Plus there is one more bottleneck which Bernanke has stressed, the US government does not have the legal authority to take over banks and 'haircut' bondholders(or even common or preferred holders for that matter). Citigroup has about 11% in Tier 1 capital, they have had 'adequate' capital for a while now and their regulators have approved that(other wise Citi would be in the troubled list or they would have been pressured to write some assets down and their Tier 1 would have tanked). Without a bank dropping below adequate capital levels or running into liquidity problems(Like Indymac like so many use as an example) they just cant seize private property like that, the FDIC friday banks we see being taken over every week usually have high texas ratios, illiquidity, etc
The bank itself can refuse a take over and they setup a massive lawsuit. The regulators cant stamp an approval on the Tier 1 ratio in one hand and nationalize in the other.

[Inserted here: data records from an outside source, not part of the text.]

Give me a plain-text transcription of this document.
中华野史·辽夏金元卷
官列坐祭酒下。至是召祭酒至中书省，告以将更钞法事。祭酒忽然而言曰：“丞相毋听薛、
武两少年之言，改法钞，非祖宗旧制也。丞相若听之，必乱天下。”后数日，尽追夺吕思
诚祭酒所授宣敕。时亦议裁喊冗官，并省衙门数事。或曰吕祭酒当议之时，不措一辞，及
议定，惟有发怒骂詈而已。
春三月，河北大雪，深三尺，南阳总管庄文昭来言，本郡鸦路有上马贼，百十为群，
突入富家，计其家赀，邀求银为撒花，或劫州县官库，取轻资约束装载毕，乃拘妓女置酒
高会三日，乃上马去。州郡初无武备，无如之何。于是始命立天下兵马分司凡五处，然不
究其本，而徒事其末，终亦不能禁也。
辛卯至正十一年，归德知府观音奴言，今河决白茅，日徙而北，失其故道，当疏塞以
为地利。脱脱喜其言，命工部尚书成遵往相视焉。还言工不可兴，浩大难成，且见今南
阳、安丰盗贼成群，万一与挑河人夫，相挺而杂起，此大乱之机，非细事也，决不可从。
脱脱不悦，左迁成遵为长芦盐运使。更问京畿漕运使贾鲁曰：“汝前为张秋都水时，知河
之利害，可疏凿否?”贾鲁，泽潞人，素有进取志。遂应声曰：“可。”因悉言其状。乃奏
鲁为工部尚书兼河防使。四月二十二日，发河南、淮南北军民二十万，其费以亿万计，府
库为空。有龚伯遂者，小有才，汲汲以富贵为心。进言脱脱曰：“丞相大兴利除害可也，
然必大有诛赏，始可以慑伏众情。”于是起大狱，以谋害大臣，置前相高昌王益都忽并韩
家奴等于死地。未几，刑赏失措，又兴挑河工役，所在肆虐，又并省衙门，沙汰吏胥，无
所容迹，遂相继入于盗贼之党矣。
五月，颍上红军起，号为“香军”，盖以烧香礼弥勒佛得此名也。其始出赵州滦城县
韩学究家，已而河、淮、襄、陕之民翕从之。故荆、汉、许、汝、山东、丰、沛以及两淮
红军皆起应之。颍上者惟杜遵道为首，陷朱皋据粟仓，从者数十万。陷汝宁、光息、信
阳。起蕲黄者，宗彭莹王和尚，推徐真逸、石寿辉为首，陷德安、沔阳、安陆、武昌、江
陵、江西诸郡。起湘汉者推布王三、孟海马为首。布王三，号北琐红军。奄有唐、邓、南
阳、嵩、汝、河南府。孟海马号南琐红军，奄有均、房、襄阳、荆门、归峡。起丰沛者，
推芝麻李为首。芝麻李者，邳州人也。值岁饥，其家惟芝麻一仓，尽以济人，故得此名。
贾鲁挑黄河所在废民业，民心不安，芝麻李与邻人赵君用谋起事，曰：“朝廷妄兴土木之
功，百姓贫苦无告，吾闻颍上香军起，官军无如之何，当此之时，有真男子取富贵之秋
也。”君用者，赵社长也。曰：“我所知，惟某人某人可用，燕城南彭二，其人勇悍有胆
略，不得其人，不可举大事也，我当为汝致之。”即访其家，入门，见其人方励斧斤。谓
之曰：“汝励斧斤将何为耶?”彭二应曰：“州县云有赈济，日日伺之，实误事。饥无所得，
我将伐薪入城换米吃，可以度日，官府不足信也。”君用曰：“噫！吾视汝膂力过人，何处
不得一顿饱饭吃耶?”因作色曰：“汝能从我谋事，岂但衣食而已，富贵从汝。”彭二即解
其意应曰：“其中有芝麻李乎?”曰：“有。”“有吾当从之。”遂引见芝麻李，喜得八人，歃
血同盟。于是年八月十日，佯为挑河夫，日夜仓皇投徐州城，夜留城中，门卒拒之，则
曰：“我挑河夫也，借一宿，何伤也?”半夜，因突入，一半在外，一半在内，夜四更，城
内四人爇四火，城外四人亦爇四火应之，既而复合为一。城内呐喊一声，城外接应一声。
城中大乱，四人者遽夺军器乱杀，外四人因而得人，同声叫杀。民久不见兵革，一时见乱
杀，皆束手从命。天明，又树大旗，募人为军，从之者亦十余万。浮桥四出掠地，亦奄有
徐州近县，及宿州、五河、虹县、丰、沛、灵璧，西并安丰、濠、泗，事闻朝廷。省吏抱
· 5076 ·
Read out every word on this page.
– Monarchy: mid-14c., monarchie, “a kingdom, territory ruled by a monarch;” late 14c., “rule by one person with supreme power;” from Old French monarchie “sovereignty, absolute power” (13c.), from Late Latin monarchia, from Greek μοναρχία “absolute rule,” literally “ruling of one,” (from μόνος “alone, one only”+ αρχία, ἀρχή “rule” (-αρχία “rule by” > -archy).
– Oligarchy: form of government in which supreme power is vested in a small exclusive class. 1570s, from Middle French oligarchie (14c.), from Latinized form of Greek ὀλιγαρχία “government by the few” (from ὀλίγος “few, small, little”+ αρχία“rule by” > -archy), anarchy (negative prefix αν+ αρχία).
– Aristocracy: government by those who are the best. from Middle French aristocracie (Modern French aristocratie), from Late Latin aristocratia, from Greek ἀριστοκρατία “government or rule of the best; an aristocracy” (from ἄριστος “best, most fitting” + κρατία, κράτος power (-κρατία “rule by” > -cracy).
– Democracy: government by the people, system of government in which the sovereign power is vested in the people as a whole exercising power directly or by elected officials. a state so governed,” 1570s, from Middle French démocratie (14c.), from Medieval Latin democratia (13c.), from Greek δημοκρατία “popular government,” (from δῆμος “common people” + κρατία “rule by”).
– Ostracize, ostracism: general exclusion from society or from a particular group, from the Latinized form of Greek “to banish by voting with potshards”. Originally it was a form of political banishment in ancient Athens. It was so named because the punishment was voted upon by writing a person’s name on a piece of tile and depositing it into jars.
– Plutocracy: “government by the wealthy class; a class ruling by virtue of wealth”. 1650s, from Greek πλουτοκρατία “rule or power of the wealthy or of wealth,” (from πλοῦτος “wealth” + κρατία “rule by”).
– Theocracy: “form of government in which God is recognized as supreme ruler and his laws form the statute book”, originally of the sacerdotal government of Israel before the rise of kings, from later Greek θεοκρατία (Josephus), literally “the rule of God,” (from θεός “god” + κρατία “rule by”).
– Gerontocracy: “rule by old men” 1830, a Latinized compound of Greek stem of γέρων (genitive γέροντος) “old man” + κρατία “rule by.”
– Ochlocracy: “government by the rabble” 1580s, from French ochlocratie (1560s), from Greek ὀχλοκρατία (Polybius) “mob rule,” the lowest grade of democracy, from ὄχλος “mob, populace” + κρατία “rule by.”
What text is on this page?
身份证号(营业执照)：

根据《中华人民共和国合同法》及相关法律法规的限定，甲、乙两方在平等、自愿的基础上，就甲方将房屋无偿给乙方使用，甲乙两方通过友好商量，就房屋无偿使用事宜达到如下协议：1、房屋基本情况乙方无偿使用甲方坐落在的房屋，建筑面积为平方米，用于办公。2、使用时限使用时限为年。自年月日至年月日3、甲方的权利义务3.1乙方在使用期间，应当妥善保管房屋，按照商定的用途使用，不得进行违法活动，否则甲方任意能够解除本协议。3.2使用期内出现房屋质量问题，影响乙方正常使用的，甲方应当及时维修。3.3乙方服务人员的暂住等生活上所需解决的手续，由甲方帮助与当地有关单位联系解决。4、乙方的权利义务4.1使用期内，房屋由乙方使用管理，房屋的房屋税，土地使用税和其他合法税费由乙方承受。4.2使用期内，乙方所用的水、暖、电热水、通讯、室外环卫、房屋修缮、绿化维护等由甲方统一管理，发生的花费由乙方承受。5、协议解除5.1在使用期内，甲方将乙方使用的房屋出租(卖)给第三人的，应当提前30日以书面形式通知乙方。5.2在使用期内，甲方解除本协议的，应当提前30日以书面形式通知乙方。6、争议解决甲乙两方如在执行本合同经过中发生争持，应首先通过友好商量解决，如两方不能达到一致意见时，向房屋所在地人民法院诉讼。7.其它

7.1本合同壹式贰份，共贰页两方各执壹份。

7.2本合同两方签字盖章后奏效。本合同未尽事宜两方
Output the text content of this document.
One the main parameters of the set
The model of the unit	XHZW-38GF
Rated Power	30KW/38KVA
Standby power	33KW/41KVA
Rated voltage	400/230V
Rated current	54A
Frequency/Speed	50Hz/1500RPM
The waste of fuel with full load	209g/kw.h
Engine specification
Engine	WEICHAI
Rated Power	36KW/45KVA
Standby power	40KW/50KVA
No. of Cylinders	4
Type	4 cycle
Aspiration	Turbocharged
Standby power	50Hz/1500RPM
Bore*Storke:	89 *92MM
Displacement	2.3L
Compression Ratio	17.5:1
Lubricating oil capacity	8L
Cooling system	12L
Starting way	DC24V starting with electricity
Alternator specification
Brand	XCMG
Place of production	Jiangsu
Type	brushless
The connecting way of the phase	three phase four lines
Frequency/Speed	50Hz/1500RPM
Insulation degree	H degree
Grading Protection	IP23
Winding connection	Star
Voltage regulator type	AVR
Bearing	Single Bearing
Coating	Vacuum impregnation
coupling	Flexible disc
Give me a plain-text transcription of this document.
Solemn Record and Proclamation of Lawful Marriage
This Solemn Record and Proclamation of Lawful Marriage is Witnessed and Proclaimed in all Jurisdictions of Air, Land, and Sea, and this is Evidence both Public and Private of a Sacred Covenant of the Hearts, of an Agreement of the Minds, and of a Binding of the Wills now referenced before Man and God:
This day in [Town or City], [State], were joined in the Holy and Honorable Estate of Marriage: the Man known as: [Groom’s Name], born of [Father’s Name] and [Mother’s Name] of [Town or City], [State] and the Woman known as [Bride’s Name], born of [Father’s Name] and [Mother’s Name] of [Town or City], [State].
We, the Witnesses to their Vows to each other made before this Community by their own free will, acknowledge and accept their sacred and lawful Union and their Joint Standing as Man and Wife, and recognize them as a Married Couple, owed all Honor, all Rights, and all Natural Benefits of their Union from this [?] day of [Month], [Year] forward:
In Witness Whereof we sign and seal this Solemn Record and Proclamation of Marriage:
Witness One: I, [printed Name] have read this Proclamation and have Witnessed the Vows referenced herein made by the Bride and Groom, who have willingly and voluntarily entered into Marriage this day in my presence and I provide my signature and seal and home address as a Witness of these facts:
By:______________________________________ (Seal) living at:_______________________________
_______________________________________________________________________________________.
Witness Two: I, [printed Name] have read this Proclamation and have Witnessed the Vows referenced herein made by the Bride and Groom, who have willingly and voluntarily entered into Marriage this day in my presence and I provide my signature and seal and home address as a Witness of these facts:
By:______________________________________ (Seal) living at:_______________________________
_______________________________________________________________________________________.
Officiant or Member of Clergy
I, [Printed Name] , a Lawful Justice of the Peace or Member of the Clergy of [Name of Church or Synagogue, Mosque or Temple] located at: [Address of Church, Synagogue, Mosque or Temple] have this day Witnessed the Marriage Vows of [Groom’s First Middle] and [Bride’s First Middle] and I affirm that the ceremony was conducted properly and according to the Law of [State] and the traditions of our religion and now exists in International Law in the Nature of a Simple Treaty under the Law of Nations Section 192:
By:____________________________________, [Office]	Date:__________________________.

So while its fun(and probably correct) to call for nationalization its impratical in the real world
This means the current bailout policy of quasi nationalization(with regulators 'working' with bankers) and more injections look like the mostly likely path going forward. Geithner will own XLF by the time he is done

1 comment:

  1. Could you post your investment selections more frequently? It seems you've been pretty accurate; would sure appreciate your wisdom!